2.2.5 The person skilled in the field of 3GPP-based mobile networks would be aware that D1 is concerned with avoiding the separation of Alamouti cell pairs across the OFDM sub-carriers by data or pilot signals through relying on "paired pilot symbols" (see fourth and fifth slides of D1). Thus, the skilled person would conclude that in the case of Alamouti cell pairs transmitted via adjacent sub-carriers, implying substantially equal channel conditions (channel-estimate coefficients), the "classical Alamouti decoding scheme" can be used. In that regard, the board concurs with the conclusion of the impugned decision (see Reasons 12). On the other hand, the skilled person would understand from document D2 or D3 that in the case of non-paired pilot symbols (such as in the case of predetermined pilot patterns according to any DVB-T standard), with the consequence of split Alamouti cell pairs associated with distinct channel conditions, an alternative decoding scheme such as the "zero-forcing" technique could be used in order to avoid a severe decoding performance degradation (see e.g. D2, pages 7 to 16; D3, section 3).

However, there are no discernible hints or incentives in the available prior art that would render it obvious that the receiver would switch dynamically, i.e. essentially in real time, between those two decoding schemes, depending on the detected pilot pattern on a signal-by-signal basis. On the contrary, the skilled person would most likely either try to adapt and further optimise the respective pilot pattern along the lines of the teaching of D1 so that the classical decoding technique might be used or attempt to optimise further the respective channel-estimate coefficients based on the approaches of D2 or D3.

Furthermore, at least due to the resulting implementation complexity, the board considers that the skilled person would in fact be deterred from applying the claimed solution. In particular, the skilled person would - in order to arrive at the claimed invention - have to ensure that the underlying OFDM receiver applies the following intermediary steps:

- continuously detecting the pilot pattern applicable and in particular the adjacency of Alamouti cell pairs received;

- incorporating two different Alamouti decoding algorithms;

- selecting either of those two algorithms, depending on the detected adjacency.

In other words, it would be too far-fetched, or even contrived, to conclude from the fact that the skilled person had knowledge of a classical Alamouti decoding and a zero-forcing Alamouti decoding scheme that he/she not just could but also would indeed apply dynamic and adaptive switching between those two different known decoding schemes, without the benefit of hindsight.

2.2.6 Overall, the board sees no reason why the skilled person, starting from D1, would come up with this solution that credibly provides a synergistic effect going beyond the sum of the individual effects of its distinguishing features.

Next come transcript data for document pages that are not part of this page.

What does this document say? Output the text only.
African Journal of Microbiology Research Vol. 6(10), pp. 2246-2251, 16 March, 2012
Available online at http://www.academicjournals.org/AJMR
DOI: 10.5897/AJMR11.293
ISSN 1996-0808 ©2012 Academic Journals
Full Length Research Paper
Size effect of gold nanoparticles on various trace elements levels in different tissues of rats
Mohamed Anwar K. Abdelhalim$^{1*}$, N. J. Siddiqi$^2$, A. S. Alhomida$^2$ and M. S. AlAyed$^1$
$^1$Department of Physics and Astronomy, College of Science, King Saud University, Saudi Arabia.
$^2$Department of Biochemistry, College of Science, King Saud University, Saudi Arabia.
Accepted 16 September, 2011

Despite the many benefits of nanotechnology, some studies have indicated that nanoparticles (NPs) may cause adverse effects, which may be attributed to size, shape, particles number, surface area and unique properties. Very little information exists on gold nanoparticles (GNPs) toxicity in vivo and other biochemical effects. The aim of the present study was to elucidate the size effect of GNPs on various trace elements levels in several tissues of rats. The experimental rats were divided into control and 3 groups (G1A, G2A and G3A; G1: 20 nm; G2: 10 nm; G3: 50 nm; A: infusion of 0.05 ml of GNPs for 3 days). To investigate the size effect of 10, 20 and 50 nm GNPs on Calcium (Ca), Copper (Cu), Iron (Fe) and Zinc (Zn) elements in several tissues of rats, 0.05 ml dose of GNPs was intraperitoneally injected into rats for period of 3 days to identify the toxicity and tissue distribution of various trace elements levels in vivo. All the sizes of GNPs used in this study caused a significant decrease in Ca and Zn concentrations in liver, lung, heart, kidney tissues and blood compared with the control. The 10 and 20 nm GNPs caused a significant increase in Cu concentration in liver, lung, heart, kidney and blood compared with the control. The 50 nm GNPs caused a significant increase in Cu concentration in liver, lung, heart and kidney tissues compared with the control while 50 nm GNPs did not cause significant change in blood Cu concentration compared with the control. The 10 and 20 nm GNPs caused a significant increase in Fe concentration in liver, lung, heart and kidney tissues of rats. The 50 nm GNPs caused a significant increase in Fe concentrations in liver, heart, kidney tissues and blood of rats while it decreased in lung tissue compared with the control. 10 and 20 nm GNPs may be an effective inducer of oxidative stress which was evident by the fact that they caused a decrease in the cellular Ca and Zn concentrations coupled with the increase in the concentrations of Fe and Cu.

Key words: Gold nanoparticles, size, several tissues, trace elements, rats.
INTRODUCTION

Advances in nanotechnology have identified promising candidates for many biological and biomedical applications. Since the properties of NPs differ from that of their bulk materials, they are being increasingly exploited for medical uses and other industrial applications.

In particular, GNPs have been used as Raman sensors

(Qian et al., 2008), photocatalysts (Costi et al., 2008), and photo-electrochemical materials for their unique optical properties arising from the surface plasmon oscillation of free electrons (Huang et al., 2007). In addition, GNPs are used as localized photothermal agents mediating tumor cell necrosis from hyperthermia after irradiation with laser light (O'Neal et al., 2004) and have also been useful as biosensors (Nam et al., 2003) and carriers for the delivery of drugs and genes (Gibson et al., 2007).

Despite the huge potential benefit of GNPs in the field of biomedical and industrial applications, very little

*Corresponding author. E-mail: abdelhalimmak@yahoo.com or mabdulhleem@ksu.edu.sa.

2.2.7 In view of the above, and having regard to the prior art available, the subject-matter of independent claims 1, 3 and 5 of the present main request is held to be new and to involve an inventive step within the meaning of Articles 54 and 56 EPC.

3. Since all the other requirements of the EPC are also found to be fulfilled, the board decides that a patent is to be granted on the basis of the claims according to the main request.

Order

For these reasons it is decided that:

1. The decision under appeal is set aside.

2. The case is remitted to the examining division with the order to grant a patent on the basis of claims 1 to 5 of the main request submitted during the oral proceedings before the board and the description and drawings as originally filed.